Etisalatjan2019
Etisalat on Tuesday proposed a dividend of 40 fils a-share for the second half of 2019, bringing the total annual shareholder payout to 80 fils. Image Credit: File photo

Dubai: Etisalat on Tuesday proposed a dividend of 40 fils a-share for the second half of 2019, bringing the total annual shareholder payout to 80 fils.

The telecom giant’s full-year dividend is in line with its existing payout policy, which has stayed unchanged since 2015. Prior to that the company paid 70 fils annually.

Analysts have widely considered telecom companies to be stable businesses in the UAE, and often looked at as strong cash generators – which is why dividend-preferring investors like to invest in these stocks.

In an earlier filing, the firm had flagged that profit for 2019 rose one per cent to Dh8.7 billion compared to Dh8.6 billion in the previous year.

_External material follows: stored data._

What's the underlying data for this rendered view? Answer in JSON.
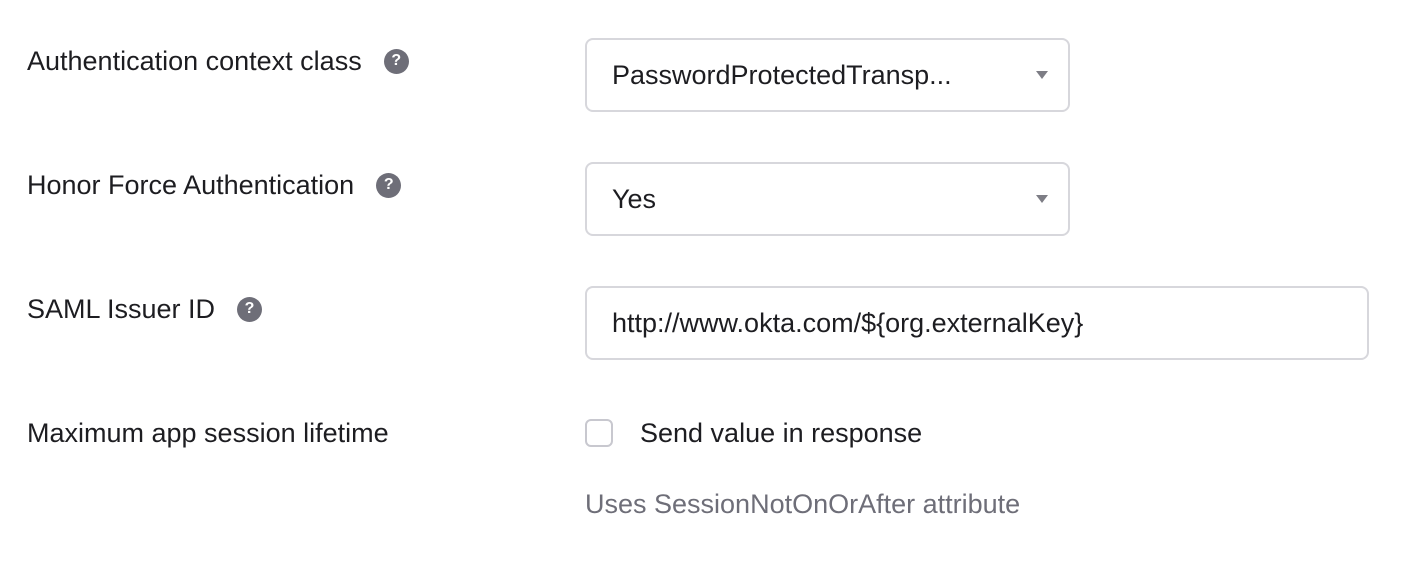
{
  "fields": {
    "auth_context": {
      "label": "Authentication context class",
      "value": "PasswordProtectedTransp..."
    },
    "force_auth": {
      "label": "Honor Force Authentication",
      "value": "Yes"
    },
    "issuer_id": {
      "label": "SAML Issuer ID",
      "value": "http://www.okta.com/${org.externalKey}"
    },
    "session_lifetime": {
      "label": "Maximum app session lifetime",
      "checkbox_label": "Send value in response",
      "checked": false,
      "hint": "Uses SessionNotOnOrAfter attribute"
    }
  },
  "icons": {
    "help": "?"
  },
  "colors": {
    "text": "#1d1d21",
    "muted": "#6e6e78",
    "border": "#d7d7dc",
    "help_icon_bg": "#6e6e78"
  }
}
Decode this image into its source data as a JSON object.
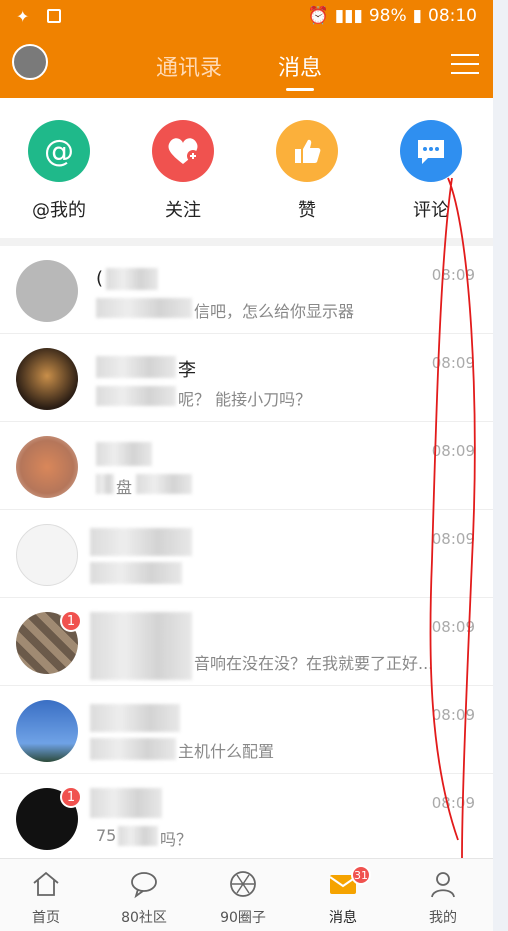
{
  "status": {
    "battery": "98%",
    "time": "08:10"
  },
  "header": {
    "tab_contacts": "通讯录",
    "tab_messages": "消息"
  },
  "quick_actions": [
    {
      "label": "@我的",
      "icon": "at-icon",
      "color": "#1fb98a"
    },
    {
      "label": "关注",
      "icon": "heart-plus-icon",
      "color": "#f0524f"
    },
    {
      "label": "赞",
      "icon": "thumbs-up-icon",
      "color": "#fbb03b"
    },
    {
      "label": "评论",
      "icon": "chat-bubble-icon",
      "color": "#2f8ff0"
    }
  ],
  "conversations": [
    {
      "name": "(",
      "message": "信吧，怎么给你显示器",
      "time": "08:09",
      "badge": ""
    },
    {
      "name": "李",
      "message": "呢？ 能接小刀吗？",
      "time": "08:09",
      "badge": ""
    },
    {
      "name": "",
      "message": "盘",
      "time": "08:09",
      "badge": ""
    },
    {
      "name": "",
      "message": "",
      "time": "08:09",
      "badge": ""
    },
    {
      "name": "",
      "message": "音响在没在没？在我就要了正好...",
      "time": "08:09",
      "badge": "1"
    },
    {
      "name": "",
      "message": "主机什么配置",
      "time": "08:09",
      "badge": ""
    },
    {
      "name": "",
      "message": "吗？",
      "message_prefix": "75",
      "time": "08:09",
      "badge": "1"
    }
  ],
  "bottom_nav": [
    {
      "label": "首页",
      "icon": "home-icon"
    },
    {
      "label": "80社区",
      "icon": "chat-icon"
    },
    {
      "label": "90圈子",
      "icon": "aperture-icon"
    },
    {
      "label": "消息",
      "icon": "mail-icon",
      "badge": "31"
    },
    {
      "label": "我的",
      "icon": "person-icon"
    }
  ],
  "colors": {
    "accent": "#f08200"
  }
}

A year earlier, Etisalat posted a 2.4 percent rise in annual net profit.

“Etisalat’s performance in the past year is a reflection of the company’s capabilities and agility to transform and lead in the digital space driven by our robust vision and strategy,” said Chairman Obaid Humaid Al Tayer.

Tech push

Etisalat has been investing heavily in new technologies, especially in 5G. Earlier this month, Etisalat inked a multi-year 5G and artificial intelligence (AI) partnership with Microsoft.

In December last year, it deployed Multi-Access Edge Computing (MEC) that will pave the way for Etisalat to roll out new 5G-styled services.

(MEC is a network architecture that brings real-time, high-bandwidth, low-latency access to radio network information, allowing operators to open their networks to a new ecosystem and value chain.)

The deployment of MEC architectures will be critical for 4G/5G service providers, as it allows them to significantly reduce latency, which is essential for delivering the new breed of revenue-generating services such as virtual reality gaming, autonomous driving, augmented reality, IoT, and many others.

“5G today will give an opportunity to spur innovation across many industries while enabling emergent technologies to become an integral part of UAE economy and lifestyle,” Obaid Humaid Al Tayer added.

Revenue dips

Consolidated revenues had dipped marginally 0.4 per cent to Dh52.18 billion, which the telecom firm cited to decrease in revenues of international operations due to currency fluctuations and decrease in the mobile revenue of UAE operations.

However, Etisalat also had recorded a 6 per cent in subscriber base, reaching 149 million.

Its earnings per share grew from Dh0.99 to Dh1 year-on-year basis. But Its operating profits dropped from Dh12.67 billion to Dh11.79 billion.

Total assets grew by 2.4 per cent to Dh128.2 billion in 2019.